Anyway, here’s hoping you’ve posted and done, and everything is falling into place for Christmas (if you celebrate it) and here’s hoping it doesn’t pour down just as we get to the top of the mountain later this morning. And here’s that video:

Week on Symi catch up

Symi Greece photos
A stone chat, apparently

We have a new feature on the blog from today. There’s a thing called ‘Lightbox’ (thank you Allan) installed, you can’t see it but you can see it working. Click on the first image (or any image) on the posts and a pop-up image should appear (you may be asked if you want to allow this for this site, in which case you do; or you may not, but if you don’t then there’s not much point reading this…). This should be the most recently added image and it will open to a certain size. You can then click through all the images on the posts without having to open and close a new window; and I’ve just added a slideshow function too so you can watch ‘hands free.’ That should make it easier for you to browse the pictures. To change images simply click the picture or the navigation buttons you will see, and to close the thing just click the X in the bottom right corner.

Symi Greece photos
And a Goldfinch?

And talking of images, there’s a new gallery up at the old-look Symi Dream site where we still have all our image galleries. This one relates to the weeks’ posts of Walking through the Kato Meria area of Symi and has photos I’ve not put up on the blog; it can be found here.

While you are browsing images, and talking about walks, I have used some of Neil’s images from our recent walk to add to the post today. You can use the new lightbox feature simply by clicking the first image, and test it out. Let me know if there are any bugs, our email address is at the very bottom of the page.

Symi Greece photos
Getting that sinking feeling

So, what’s been going on during this week, while we were wandering the hills? (Which we only did last Sunday, it’s just taken me a week to get through the event. And we may be walking again this Sunday, so watch out!) Well, the weather has warmed up and we had a slight sprinkling of rain, not enough to dampen the kitchen, though things have been humid and the house is already getting that damp-wall look. The Symi cinema has been playing films on a Sunday night, at Mandeio’s, and the crossword team have been doing crosswords on a Saturday.

Symi Greece photos
Pony and foal

We’ve been working at home, as we now do, and have been ordering Christmas presents like mad. Which reminds me, you can probably still get a calendar delivered in time, check the links to the right and order now! The Alarm Cat has been a bit grumpy as next door’s tom has been in and he tends to spray a bit; Jack lacks the internal combustion to be able to spray back. While he is outside on the path keeping watch on the roof and preparing for battle, I am on hands and knees sniffing washing machines and doors with a disinfectant spray in one hand, a roll of kitchen paper in the other and an equally grumpy look on my face.

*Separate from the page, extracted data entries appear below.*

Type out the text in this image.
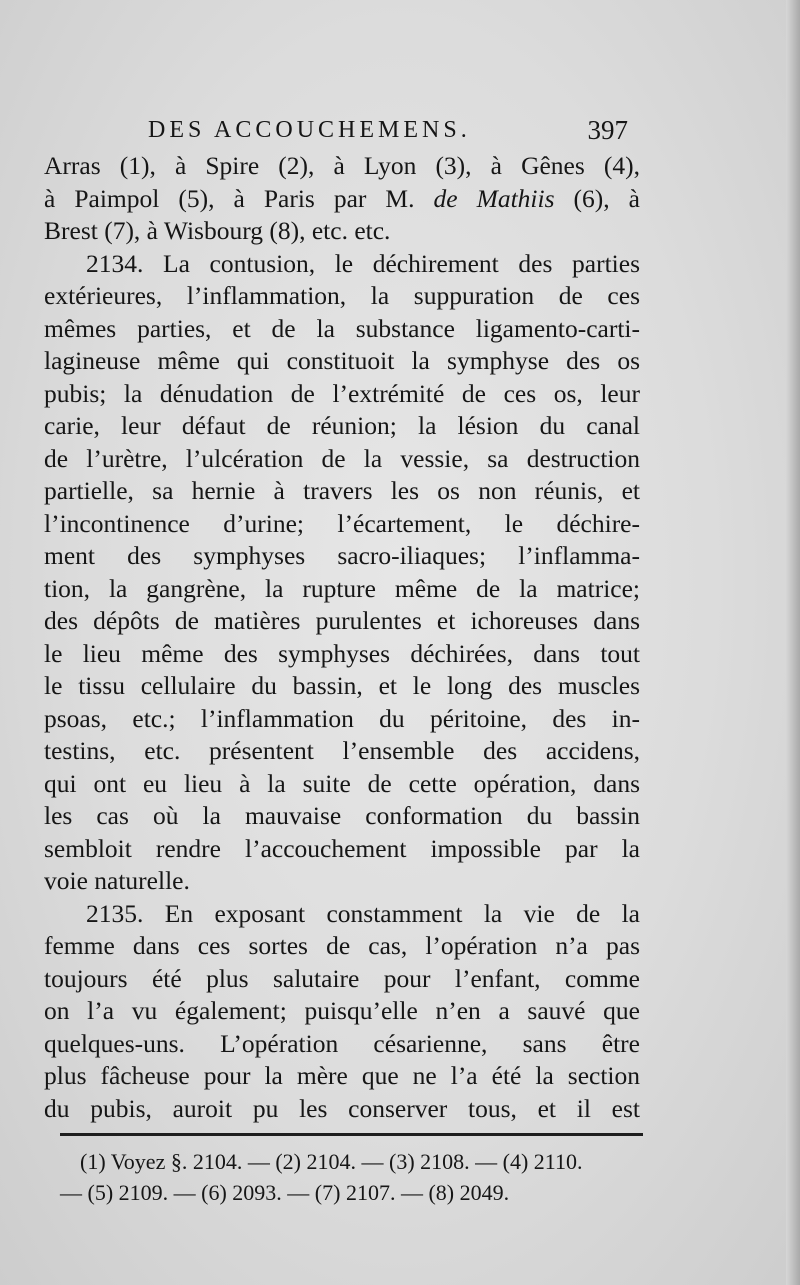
DES ACCOUCHEMENS.	397
Arras (1), à Spire (2), à Lyon (3), à Gênes (4),
à Paimpol (5), à Paris par M. de Mathiis (6), à
Brest (7), à Wisbourg (8), etc. etc.
2134. La contusion, le déchirement des parties
extérieures, l’inflammation, la suppuration de ces
mêmes parties, et de la substance ligamento-carti-
lagineuse même qui constituoit la symphyse des os
pubis; la dénudation de l’extrémité de ces os, leur
carie, leur défaut de réunion; la lésion du canal
de l’urètre, l’ulcération de la vessie, sa destruction
partielle, sa hernie à travers les os non réunis, et
l’incontinence d’urine; l’écartement, le déchire-
ment des symphyses sacro-iliaques; l’inflamma-
tion, la gangrène, la rupture même de la matrice;
des dépôts de matières purulentes et ichoreuses dans
le lieu même des symphyses déchirées, dans tout
le tissu cellulaire du bassin, et le long des muscles
psoas, etc.; l’inflammation du péritoine, des in-
testins, etc. présentent l’ensemble des accidens,
qui ont eu lieu à la suite de cette opération, dans
les cas où la mauvaise conformation du bassin
sembloit rendre l’accouchement impossible par la
voie naturelle.
2135. En exposant constamment la vie de la
femme dans ces sortes de cas, l’opération n’a pas
toujours été plus salutaire pour l’enfant, comme
on l’a vu également; puisqu’elle n’en a sauvé que
quelques-uns. L’opération césarienne, sans être
plus fâcheuse pour la mère que ne l’a été la section
du pubis, auroit pu les conserver tous, et il est
(1) Voyez §. 2104. — (2) 2104. — (3) 2108. — (4) 2110.
— (5) 2109. — (6) 2093. — (7) 2107. — (8) 2049.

We have to keep the bathroom window open you see, to help reduce the black mould the grows due to condensation. Ah, the joys of living on Symi in the winter.

Symi Greece photos
Using the map table

Neil’s also been to his Pilates and Zumba classes (separately), we’ve both started on tap and have been doing the weights, and the only thing missing at the moment is the early morning jog routine; it’s just too dark and cold at 6.30 these days. So, walks and dance instead, with maybe the occasional run if we can. That’s the way to go.

Symi Greece photos
Far out to sea

So, enjoy your weekend, try out the lightbox (I am thinking of upgrading so I can make images bigger and do other fancy stuff with this plugin) and enjoy the photos.